The free tier allows users to explore the platform’s capabilities without financial commitment.
However, generations under this license are not allowed to be used commercially. Free accounts can access:
- Twenty AI image generations daily—enough to experiment with different models and approaches for personal or small-scale professional projects.
- Limited edition tools like 2 up-scales, 1 background removal, 3 retouches, variations, and outpainting. There is no access to video generation, but users can generate 2 sound effects every day.
- 10 downloads per day of Freepik’s stock content, including vectors, photos, AI images, icons, videos, fonts, templates, and more—essentially a competitor to Adobe or similar services.

For professional or more experienced users requiring greater capacity, paid subscription plans range from around $69 to $294 per year.
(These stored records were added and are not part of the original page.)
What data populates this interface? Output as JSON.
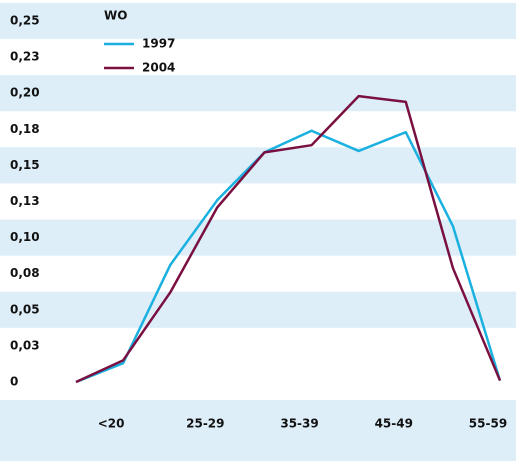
{
  "chart_data": {
    "type": "line",
    "legend_title": "WO",
    "categories": [
      null,
      "<20",
      null,
      "25-29",
      null,
      "35-39",
      null,
      "45-49",
      null,
      "55-59"
    ],
    "series": [
      {
        "name": "1997",
        "color": "#1ab0e0",
        "values": [
          0,
          0.013,
          0.081,
          0.126,
          0.159,
          0.174,
          0.16,
          0.173,
          0.108,
          0.001
        ]
      },
      {
        "name": "2004",
        "color": "#7a1040",
        "values": [
          0,
          0.015,
          0.062,
          0.121,
          0.159,
          0.164,
          0.198,
          0.194,
          0.079,
          0.001
        ]
      }
    ],
    "ylim": [
      0,
      0.25
    ],
    "yticks": [
      {
        "value": 0.25,
        "label": "0,25"
      },
      {
        "value": 0.225,
        "label": "0,23"
      },
      {
        "value": 0.2,
        "label": "0,20"
      },
      {
        "value": 0.175,
        "label": "0,18"
      },
      {
        "value": 0.15,
        "label": "0,15"
      },
      {
        "value": 0.125,
        "label": "0,13"
      },
      {
        "value": 0.1,
        "label": "0,10"
      },
      {
        "value": 0.075,
        "label": "0,08"
      },
      {
        "value": 0.05,
        "label": "0,05"
      },
      {
        "value": 0.025,
        "label": "0,03"
      },
      0
    ],
    "bands": true,
    "band_color": "#ddeef8"
  }
}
This pricing positions Freepik favorably against most of its competitors, like Midjourney (which starts at $96 per year), Ideogram (starting at $84 per year), or even Adobe and Shutterstock, whose mid-tier plan costs more while offering substantially less functional diversity and model variety.
The Verdict: A Swiss Army tool for AI artists and creators
Rather than forcing users to choose between competing ecosystems or maintain multiple subscriptions, Freepik provides unified access to virtually every major model alongside professional editing capabilities and traditional design resources.
For professional creators, this consolidation offers tangible workflow benefits beyond mere convenience.
Projects can flow naturally between different AI models based on specific needs, undergo professional refinement within the same environment, and integrate seamlessly with production-ready design elements—all without the cognitive overhead and financial burden of platform-switching.
For amateurs, this gives the chance of having all the latest AI models in one place without paying for specific subscriptions. It’s a real Swiss Army knife that is definitely worth trying.